Sunday, August 15, 2010

"Have You Ever Been Fish Raped?"

Another year (its fifth!) of Toronto After Dark is underway, and I was there for the opening on Friday. The first screening was that of Henry Saine & Devin McGinn's The Last Lovecraft.

In a single day, office drone Jeff (Kyle Davis) finds out he is the last descendant of H.P. Lovecraft, entrusted with one-half of a relic that can unleash hell-on-earth and is set upon by the minions that seek to capture said relic. Jeff and his roommate Charlie (Devin McGinn) endeavor to keep it from falling into the wrong hands.

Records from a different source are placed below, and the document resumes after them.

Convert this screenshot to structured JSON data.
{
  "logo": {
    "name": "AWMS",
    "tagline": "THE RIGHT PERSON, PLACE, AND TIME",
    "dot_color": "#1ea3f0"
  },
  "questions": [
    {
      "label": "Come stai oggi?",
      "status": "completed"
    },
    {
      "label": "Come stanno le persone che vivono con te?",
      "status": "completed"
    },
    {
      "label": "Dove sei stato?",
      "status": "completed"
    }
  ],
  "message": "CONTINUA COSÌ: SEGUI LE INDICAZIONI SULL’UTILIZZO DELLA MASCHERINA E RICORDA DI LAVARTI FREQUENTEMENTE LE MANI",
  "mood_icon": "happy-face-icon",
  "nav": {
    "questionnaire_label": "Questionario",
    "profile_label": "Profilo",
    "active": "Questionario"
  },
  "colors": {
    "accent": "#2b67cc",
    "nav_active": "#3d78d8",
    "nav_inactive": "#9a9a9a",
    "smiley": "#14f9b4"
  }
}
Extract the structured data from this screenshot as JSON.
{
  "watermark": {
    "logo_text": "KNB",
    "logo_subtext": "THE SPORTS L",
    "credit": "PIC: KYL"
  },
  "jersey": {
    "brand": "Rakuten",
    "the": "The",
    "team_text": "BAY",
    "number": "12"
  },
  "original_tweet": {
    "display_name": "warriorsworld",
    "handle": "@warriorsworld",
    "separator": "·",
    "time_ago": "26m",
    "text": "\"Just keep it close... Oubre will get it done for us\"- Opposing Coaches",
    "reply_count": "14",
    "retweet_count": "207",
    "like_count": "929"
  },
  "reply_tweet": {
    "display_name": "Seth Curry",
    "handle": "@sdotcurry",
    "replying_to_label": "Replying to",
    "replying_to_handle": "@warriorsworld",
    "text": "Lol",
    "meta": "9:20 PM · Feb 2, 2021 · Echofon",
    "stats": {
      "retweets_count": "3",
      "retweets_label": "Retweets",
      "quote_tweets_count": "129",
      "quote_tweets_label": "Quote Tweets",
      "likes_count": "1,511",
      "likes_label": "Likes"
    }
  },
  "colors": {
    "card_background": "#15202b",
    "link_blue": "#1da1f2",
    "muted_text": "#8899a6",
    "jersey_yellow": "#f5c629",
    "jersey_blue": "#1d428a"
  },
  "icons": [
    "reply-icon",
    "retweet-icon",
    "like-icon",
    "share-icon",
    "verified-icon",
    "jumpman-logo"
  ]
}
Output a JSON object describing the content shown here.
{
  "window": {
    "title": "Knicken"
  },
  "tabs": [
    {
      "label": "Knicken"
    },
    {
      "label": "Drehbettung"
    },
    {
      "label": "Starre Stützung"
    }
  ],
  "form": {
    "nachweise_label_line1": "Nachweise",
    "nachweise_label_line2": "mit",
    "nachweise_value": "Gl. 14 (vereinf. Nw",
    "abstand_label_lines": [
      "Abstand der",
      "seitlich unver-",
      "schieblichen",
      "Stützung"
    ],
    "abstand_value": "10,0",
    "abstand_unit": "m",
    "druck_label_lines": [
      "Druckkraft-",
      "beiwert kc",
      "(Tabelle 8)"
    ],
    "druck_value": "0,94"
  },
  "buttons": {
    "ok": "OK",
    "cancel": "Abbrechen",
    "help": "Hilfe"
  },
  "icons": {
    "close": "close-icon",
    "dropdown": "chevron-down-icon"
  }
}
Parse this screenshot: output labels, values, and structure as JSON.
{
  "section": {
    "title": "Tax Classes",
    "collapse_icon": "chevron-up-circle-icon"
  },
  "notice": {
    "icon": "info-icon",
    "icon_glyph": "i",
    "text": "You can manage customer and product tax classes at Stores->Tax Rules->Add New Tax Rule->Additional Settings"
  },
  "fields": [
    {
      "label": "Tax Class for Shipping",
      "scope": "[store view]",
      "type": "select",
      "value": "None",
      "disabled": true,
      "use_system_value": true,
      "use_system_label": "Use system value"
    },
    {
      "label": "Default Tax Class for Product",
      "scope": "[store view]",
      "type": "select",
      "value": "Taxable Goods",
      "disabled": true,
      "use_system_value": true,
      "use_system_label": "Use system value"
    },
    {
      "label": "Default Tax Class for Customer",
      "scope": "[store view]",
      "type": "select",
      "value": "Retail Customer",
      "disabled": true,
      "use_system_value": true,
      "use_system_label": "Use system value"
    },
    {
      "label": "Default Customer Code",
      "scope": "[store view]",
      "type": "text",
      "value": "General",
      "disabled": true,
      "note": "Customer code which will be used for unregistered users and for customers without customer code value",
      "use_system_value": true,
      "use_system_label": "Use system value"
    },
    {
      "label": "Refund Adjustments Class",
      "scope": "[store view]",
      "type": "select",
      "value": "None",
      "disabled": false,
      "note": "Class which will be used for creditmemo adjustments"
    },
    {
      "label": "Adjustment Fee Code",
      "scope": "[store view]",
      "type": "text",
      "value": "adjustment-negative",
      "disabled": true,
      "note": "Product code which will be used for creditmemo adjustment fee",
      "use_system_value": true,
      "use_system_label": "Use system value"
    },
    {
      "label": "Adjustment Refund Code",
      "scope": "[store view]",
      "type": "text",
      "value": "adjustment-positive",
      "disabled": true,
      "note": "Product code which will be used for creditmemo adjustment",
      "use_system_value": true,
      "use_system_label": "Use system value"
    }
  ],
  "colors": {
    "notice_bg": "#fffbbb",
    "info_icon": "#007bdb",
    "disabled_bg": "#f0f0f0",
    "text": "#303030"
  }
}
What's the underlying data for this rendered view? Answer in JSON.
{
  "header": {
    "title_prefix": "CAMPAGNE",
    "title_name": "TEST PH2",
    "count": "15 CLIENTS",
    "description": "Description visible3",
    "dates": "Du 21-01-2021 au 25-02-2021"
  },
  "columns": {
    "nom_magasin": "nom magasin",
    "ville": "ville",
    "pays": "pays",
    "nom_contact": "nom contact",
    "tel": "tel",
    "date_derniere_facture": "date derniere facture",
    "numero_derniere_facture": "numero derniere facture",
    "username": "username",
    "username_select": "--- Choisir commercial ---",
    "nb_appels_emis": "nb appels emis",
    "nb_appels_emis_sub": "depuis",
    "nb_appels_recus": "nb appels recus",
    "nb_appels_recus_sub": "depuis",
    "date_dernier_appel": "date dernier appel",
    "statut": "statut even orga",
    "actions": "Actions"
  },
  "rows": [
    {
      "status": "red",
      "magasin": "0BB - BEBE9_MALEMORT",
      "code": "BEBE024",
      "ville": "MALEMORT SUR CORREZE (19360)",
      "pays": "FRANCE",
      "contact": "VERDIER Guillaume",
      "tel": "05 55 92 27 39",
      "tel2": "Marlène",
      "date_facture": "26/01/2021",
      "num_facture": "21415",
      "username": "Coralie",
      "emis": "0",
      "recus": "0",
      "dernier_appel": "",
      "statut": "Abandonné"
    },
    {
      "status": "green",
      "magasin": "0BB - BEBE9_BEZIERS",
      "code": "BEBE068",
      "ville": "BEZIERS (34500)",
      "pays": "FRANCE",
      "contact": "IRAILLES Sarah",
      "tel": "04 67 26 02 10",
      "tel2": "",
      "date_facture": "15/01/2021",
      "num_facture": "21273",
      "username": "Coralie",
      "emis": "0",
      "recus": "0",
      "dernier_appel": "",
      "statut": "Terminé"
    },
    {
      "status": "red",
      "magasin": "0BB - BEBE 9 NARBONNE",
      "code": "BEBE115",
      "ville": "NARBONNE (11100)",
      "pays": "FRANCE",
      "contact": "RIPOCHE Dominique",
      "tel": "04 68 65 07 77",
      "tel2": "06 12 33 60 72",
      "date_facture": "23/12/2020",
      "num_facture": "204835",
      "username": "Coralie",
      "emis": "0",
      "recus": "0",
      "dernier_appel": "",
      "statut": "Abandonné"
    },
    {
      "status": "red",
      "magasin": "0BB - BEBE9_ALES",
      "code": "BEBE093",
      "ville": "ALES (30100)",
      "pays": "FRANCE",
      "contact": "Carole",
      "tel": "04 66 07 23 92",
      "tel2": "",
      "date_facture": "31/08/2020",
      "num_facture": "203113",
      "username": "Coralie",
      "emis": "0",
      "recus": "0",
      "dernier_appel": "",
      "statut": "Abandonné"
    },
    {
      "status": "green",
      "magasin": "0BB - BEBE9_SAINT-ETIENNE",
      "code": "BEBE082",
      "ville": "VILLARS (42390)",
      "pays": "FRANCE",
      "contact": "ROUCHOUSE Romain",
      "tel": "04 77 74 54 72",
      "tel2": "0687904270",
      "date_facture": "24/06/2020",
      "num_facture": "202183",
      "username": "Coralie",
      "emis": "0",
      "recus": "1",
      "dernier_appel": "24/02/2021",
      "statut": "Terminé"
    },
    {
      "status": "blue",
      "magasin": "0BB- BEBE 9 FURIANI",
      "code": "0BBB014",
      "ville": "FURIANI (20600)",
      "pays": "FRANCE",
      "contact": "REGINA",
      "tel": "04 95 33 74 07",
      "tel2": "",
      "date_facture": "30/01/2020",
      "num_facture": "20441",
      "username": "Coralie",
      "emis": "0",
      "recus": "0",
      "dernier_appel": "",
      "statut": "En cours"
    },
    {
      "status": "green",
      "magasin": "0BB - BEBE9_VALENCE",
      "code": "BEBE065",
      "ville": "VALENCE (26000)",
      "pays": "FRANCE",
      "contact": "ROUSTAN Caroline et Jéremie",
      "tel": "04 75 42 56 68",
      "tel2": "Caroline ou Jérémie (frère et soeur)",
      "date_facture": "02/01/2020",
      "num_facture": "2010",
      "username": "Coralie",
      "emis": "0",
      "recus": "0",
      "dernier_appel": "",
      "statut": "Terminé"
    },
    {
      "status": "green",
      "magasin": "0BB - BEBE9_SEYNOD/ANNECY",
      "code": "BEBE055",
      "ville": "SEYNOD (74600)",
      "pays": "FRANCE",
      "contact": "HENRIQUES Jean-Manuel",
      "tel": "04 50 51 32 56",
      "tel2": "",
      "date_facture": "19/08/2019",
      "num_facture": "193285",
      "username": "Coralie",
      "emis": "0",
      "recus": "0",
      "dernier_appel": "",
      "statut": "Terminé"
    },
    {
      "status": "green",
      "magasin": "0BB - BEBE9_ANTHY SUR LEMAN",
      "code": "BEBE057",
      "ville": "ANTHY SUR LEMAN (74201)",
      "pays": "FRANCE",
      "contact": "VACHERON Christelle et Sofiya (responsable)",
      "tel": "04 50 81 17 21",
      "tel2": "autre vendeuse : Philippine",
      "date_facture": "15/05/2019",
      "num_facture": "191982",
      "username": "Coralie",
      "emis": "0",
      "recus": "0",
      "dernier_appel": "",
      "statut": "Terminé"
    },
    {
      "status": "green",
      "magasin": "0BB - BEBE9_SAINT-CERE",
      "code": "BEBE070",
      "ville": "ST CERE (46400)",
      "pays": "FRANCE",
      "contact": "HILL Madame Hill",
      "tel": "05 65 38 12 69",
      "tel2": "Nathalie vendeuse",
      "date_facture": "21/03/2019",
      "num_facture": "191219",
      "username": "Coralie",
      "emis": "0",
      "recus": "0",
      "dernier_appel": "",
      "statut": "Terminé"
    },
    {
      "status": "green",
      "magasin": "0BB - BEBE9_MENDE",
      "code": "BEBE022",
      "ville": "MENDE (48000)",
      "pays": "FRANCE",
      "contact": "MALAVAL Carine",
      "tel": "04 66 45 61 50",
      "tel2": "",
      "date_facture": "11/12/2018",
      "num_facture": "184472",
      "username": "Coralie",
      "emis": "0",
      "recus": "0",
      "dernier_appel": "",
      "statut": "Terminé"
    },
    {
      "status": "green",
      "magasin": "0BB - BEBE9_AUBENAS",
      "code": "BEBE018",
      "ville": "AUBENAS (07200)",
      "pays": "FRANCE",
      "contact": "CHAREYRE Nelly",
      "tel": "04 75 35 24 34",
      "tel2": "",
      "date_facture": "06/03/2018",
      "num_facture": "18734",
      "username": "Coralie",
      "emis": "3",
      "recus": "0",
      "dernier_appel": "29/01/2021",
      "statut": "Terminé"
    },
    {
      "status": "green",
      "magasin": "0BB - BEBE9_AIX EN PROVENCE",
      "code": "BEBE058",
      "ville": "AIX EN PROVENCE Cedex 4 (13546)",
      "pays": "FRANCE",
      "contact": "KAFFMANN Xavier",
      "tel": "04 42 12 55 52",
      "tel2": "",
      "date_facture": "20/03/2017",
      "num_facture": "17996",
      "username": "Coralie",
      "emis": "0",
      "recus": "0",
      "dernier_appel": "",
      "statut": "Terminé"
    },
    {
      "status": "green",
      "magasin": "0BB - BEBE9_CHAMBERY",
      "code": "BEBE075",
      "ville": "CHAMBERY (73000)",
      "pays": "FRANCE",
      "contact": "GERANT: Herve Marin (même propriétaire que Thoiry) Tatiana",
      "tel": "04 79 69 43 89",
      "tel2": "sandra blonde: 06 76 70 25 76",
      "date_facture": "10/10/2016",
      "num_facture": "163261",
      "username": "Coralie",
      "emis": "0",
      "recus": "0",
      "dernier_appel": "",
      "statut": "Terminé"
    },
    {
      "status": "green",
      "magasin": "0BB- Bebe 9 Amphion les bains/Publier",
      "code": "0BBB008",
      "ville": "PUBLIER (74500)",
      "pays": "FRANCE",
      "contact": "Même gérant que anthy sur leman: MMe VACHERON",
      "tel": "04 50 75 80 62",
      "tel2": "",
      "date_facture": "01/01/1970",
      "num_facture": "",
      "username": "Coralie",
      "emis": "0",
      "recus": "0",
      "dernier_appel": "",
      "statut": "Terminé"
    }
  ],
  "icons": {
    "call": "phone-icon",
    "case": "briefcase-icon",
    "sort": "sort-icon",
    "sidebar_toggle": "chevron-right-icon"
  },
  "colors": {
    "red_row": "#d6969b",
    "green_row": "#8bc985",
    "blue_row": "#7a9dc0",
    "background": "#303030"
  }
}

I have to say this was quite an entertaining yarn. As we all know, the works of Lovecraft are very hard to adapt. The ideas are extremely grandiose and a lot was often left to the imagination. The filmmakers were quick to point out after the film that to try and do Lovecraft straight on their budget would have been a mistake. They instead went the comedic route, yet still tried to keep as many elements belonging to the legendary writer as possible. I think I fully clocked into what they were going for when the villain, a red-skinned demon named Starspawn (Ethan Wilde) – who kind of reminded me of a lesser version of Nightbreed's Peloquin – first showed up wearing a T-shirt sporting a picture of a unicorn firing dual Uzi's. When dealing with Cthulhu exposition, The Last Lovecraft shifted into motion comic animation, which I thought was a clever way of handling their budget restraints.

The three 'heroes' of the story – a Cthulhu nerd named Paul (Barak Hardley) also embarks on their quest – work well together and some of the biggest laughs come from them fumbling their way along. It was also good to see Martin Starr (of Freaks & Geeks fame) show up in a cameo. The Last Lovecraft does start to lose its steam by the end, despite the hilarious references to the aforementioned fish rape by recluse Captain Olaf (Gregg Lawrence), but never overstays its welcome.

At the Q&A, writer & producer Devin McGinn did say that the movie was the first of a planned trilogy, but they have to see how this one does before continuing the endeavor. In my haste to get out the door, I sadly neglected to bring my camera, but hopefully I'll put up some of my buddy Mitchell's video footage of the affair in the near future. I do however, have this genius piece of tie-in marketing that we were all handed while walking into the theatre.

There is no doubt that The Last Lovecraft has its limitations, but seems to embrace them and I had some fun with it.